The National Retail Federation is encouraging maritime management and the union representing dockworkers along the U.S. West Coast ports to expedite pending contract negotiations and reach agreement on a new deal well in advance of the expiration of the current contract this summer.
NRF believes expedited negotiations would strengthen the supply chain and provide shippers and retailers the certainty they need to utilize the West Coast ports during the holiday shipping period, which begins in July.
“We urge you to begin contract negotiations now and to attempt to reach agreement on a new contract before the June 30 expiration,”
“These negotiations are important to all of the import and export and related industries who rely on these ports to move the nation’s commerce,” says NRF president and CEO Matthew Shay.

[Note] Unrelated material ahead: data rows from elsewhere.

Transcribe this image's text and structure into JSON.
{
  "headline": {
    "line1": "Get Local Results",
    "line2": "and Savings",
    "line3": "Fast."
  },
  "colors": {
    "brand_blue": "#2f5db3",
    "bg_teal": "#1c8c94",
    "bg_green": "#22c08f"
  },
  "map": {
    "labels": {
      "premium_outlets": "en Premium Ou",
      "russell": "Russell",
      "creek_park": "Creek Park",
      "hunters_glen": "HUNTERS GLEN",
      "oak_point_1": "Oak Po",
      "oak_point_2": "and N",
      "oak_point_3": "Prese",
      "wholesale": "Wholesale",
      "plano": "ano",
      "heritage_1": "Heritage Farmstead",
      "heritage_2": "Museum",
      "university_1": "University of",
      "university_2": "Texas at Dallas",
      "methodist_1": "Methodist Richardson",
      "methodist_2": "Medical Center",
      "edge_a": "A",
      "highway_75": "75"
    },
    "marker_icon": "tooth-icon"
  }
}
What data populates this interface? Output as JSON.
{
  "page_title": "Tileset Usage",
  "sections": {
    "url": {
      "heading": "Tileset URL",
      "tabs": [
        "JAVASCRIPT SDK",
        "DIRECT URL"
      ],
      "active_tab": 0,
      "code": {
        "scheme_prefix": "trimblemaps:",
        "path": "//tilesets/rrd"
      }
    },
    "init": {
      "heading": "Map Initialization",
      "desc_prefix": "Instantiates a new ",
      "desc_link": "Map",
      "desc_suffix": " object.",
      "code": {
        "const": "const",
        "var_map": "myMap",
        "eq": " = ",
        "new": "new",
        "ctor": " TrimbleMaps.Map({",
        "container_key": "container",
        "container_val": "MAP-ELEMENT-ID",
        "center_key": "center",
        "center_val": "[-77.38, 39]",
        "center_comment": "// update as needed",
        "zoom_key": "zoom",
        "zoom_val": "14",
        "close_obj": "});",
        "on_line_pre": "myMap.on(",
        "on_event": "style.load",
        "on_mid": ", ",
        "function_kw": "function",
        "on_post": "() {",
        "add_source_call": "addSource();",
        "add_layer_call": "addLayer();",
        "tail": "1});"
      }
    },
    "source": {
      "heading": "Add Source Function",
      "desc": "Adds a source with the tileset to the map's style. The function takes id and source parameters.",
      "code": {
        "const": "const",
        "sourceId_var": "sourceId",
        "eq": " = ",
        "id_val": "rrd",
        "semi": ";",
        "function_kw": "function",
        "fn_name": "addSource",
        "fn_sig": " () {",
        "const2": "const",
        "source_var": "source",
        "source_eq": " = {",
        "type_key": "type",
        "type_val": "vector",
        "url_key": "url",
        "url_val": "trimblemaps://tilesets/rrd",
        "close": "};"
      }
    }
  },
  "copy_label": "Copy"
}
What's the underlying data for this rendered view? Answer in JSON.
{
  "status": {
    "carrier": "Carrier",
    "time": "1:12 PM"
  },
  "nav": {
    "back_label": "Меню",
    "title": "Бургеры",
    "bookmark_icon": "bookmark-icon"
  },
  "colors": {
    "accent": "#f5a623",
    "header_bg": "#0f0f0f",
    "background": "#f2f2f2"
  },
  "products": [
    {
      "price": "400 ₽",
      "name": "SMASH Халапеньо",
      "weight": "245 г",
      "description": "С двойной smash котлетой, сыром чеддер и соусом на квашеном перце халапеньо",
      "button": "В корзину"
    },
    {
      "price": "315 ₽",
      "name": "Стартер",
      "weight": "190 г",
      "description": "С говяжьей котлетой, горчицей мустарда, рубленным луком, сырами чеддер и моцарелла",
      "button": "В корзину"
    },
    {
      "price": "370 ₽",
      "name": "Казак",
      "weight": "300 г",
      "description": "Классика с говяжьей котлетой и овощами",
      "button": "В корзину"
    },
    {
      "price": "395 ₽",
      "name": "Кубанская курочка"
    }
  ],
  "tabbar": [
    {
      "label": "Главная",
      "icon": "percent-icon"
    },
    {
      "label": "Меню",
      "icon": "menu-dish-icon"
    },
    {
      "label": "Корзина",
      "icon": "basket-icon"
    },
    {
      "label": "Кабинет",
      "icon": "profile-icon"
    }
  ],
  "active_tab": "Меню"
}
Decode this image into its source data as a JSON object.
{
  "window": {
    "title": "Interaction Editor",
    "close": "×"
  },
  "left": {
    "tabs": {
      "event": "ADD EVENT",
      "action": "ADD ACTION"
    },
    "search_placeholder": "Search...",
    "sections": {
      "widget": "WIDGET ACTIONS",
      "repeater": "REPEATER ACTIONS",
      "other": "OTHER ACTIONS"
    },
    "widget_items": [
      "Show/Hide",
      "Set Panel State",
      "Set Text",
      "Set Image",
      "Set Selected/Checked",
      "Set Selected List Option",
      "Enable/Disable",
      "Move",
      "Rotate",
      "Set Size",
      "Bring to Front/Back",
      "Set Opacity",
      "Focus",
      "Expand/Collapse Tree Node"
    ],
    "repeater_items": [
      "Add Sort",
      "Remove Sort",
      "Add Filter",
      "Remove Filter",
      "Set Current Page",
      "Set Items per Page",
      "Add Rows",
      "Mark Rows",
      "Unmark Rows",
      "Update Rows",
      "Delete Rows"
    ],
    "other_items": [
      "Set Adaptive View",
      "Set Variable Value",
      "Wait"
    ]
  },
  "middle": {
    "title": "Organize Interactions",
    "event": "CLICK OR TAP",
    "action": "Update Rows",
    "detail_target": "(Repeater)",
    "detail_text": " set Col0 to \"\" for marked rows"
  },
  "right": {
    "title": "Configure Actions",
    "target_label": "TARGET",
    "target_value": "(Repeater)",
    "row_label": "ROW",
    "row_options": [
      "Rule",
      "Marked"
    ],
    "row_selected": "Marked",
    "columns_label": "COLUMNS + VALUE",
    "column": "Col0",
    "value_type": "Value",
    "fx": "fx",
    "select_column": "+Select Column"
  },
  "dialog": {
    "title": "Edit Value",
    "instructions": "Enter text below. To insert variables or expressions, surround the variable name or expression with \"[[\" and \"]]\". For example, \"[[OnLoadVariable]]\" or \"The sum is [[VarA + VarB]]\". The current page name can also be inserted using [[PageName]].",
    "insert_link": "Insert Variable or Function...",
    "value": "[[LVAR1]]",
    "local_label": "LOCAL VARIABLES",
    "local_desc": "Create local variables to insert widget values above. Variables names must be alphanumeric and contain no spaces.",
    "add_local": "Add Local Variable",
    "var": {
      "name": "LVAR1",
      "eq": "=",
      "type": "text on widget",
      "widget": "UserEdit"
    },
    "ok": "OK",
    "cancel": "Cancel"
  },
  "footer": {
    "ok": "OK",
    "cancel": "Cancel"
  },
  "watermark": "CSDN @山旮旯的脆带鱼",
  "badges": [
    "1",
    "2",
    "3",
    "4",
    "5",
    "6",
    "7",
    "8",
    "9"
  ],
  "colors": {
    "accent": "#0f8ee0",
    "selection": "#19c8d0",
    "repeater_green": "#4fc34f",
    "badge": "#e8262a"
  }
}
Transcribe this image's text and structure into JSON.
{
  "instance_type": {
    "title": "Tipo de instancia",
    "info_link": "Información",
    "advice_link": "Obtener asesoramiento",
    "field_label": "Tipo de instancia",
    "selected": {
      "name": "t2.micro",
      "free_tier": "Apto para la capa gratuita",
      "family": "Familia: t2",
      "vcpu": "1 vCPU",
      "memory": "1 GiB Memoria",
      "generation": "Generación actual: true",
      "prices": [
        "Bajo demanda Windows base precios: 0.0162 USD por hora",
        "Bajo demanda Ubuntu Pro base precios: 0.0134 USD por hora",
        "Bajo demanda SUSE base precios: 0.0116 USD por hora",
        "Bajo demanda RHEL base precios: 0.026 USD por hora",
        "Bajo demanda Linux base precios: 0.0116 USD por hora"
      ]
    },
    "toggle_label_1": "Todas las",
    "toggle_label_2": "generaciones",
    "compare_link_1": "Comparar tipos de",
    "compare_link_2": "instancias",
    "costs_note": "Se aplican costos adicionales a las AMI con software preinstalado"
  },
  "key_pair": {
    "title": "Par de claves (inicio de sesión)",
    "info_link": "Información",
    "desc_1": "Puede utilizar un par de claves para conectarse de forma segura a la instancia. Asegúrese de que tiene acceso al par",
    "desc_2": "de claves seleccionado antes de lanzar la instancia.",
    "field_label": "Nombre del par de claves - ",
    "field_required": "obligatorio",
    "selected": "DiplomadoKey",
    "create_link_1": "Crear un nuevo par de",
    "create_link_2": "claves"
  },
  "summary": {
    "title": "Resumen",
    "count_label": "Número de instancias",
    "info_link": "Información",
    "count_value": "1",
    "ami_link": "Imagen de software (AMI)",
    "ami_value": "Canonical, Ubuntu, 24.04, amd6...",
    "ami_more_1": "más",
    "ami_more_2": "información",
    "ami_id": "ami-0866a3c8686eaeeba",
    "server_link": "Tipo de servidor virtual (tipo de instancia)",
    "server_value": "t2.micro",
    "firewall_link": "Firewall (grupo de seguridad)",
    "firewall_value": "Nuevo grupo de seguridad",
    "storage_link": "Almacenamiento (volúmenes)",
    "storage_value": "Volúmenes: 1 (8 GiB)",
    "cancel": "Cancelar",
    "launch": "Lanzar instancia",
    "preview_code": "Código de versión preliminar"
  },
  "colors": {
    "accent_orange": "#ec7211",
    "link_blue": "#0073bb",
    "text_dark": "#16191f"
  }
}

He also asked for immediate contract negotiations in a letter to the International Longshore and Warehouse Union and Pacific Maritime Association, who currently plan to start negotiations in mid-May. The pending contract covers nearly 14,000 ILWU jobs at 29 containerized ports along the California, Oregon and Washington coastline.
A majority of imported retail goods are shipped through West Coast terminals and gates.
According to NRF’s Global Port Tracker report, major West Coast ports handled 11.2 million cargo containers in 2013, or 69 percent of the total at U.S. retail container ports followed by the report. Given the importance of the West Coast ports, retailers have already begun to develop alternative plans to ensure the proper flow of holiday merchandise.
“NRF’s members, as well as other stakeholders, have already begun contingency planning to ensure their cargo does not get caught in potential disruptions,” Shay said. “Any kind of disruption at the ports would add costly delays to our members’ supply chains and other industries relying on U.S. West Coast ports, and it likely further threatens the fragile economic recovery.”
The last major supply chain disruption to affect the entire West Coast took place in the fall of 2002, when management locked out dockworkers for 10 days. The prolonged work stoppage, which was ultimately stopped when President George W. Bush invoked the Taft-Hartley Act, significantly impacted the global supply chain and cost the economy between $500 million and $2 billion a day.
With the current Longshore and Clerks’ Contract expiring just three months from now on midnight of June 30th, The International Longshore and Warehouse Union (ILWU) is gearing up for a major fight.
As reported in Logistics Management, ILWU International President Bob McEllrath has told members to “hold the line,” and encouraged them to propose strategies to address the challenges ahead.